Don't go to sleep.

By Anna Garthwaite | Posted: Thursday November 10, 2016
By Cairo Smart

Annie’s hair whipped in the wind. Her red cheeks glowed from either side of her face.

The leaves rustled, as if they were whispering the earth’s darkest, deepest secrets. She tore through the forest, her breath clouded the air like a cool mist settling on the grass. Her legs were about to give in, she was going to give up. From the corner of her peripheral vision she spied an old rotting victorian house. The front door creaked open, sitting slightly ajar, as if welcoming her with open arms. The house smelled of dust and the foul stench of dried blood. Annie’s body finally gave in and she collapsed from exhaustion onto the cold unforgiving ground. Hours later she awoke with a jolt, the memories of yesterday flooded into the room, haunting her like ghosts. Her head was on a constant swivel, searching for the answers of this god forsaken mystery. She was staring into the distance,thoughts mingling with reality, when she was snatched from her daydream. The noise of muffled crying enveloped the room, then, eerie silence. Gathering up her courage, annie advanced to the gloomy, unsatisfactory corridor,tall windows towering high above her little red head. The wind tickled the chandelier, making the jewels sing like wind chimes in a warm summer breeze. The floorboards groaned with every step. A chill crept up her spine and took hold of her. She was led like a dog on a lead towards the door at the end of the hall. Upon it were intricate designs gracefully carved into the cream coloured wood, of flowers and swirls reaching towards one another. Annie twisted the knob to the right and opened the door. It shrieked like a banshee. Inside the damp, dull room. Littering the walls was graffiti. A transparent white figure was hunched in the corner, sobbing. Blood seeped from her eyes,trickling from her chin down to her neck. The figure stopped and stood tall. It floated towards her. The figure was a beautiful woman with long black hair as straight as a ruler. She was clothed in a victorian wedding gown, that was covered in rips and loose threads, her eyes went from white to black, staring into annie’s soul, like the depths of hell. Her well rounded lips curved into a frown, and then into a gaping hole. The figure screamed a deafening scream that stripped the walls of their wallpaper, and ripped the lace drapes off of their railings. Annie had a peek into the past, the figure’s past. She could see the Dunedin first church, a lady, walking down the aisle in a beautiful wedding gown.

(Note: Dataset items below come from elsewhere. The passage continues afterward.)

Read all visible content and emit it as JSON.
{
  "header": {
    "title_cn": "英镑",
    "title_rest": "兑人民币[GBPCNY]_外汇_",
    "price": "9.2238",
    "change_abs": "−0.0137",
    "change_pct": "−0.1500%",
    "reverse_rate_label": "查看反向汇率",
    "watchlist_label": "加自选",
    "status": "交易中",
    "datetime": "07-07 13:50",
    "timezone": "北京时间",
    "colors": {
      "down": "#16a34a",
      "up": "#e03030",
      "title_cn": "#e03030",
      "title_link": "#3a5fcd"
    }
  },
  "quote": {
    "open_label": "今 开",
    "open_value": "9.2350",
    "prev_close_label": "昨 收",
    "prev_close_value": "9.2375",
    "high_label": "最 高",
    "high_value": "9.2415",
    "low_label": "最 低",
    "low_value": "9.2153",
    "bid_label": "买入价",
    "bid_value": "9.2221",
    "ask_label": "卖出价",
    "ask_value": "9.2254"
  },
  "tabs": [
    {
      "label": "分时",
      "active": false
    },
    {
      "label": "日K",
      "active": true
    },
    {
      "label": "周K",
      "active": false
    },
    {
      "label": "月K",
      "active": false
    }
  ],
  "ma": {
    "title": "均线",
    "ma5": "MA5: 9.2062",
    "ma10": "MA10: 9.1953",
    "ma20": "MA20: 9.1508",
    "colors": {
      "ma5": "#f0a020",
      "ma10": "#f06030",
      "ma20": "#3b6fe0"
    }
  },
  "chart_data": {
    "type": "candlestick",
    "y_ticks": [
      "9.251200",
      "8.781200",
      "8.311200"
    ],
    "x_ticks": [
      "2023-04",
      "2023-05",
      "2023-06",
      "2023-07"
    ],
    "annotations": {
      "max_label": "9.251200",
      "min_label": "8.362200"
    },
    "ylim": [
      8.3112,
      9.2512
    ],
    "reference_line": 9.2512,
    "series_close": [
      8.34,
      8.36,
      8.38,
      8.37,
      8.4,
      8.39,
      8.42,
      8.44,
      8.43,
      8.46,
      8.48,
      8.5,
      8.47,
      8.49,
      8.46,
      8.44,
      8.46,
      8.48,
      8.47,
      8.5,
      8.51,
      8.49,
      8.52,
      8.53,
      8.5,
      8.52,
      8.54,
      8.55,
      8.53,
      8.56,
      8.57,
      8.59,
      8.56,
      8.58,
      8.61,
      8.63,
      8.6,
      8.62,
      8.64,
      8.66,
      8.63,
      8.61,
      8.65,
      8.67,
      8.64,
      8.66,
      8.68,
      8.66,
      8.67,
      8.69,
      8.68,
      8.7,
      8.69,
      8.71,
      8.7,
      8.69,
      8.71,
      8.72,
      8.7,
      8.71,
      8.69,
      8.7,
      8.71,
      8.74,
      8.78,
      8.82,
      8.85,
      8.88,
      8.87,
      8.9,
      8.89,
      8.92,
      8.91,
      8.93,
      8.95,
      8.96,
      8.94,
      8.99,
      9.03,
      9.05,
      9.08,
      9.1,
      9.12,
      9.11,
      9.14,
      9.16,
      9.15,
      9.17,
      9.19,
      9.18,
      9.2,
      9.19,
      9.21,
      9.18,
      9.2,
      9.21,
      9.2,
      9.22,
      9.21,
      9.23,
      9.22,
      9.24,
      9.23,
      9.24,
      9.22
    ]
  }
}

Then a dark pain filled Annie’s heart, the groom didn’t arrive. The last image felt like a stab in the gut from a chinese ring dagger. The bride was dead. Her body lay strewn across the rocks below the cliff, blood pouring from every open wound. Annie was forced to the ground with a THUD!. The figure was a bride to be, she committed suicide, thinking it was the only way to escape from her problems,but it wasn’t the case. Annie fainted hitting her head against the wall on the way down. She woke up in her bed at home. Her mum called to her from the kitchen. It couldn’t be a dream could it? Annie noticed a slight trickle of blood emerging from her head. And in the corner of the room she saw a transparent figure whisk away into the the rays of sunlight, filling her room.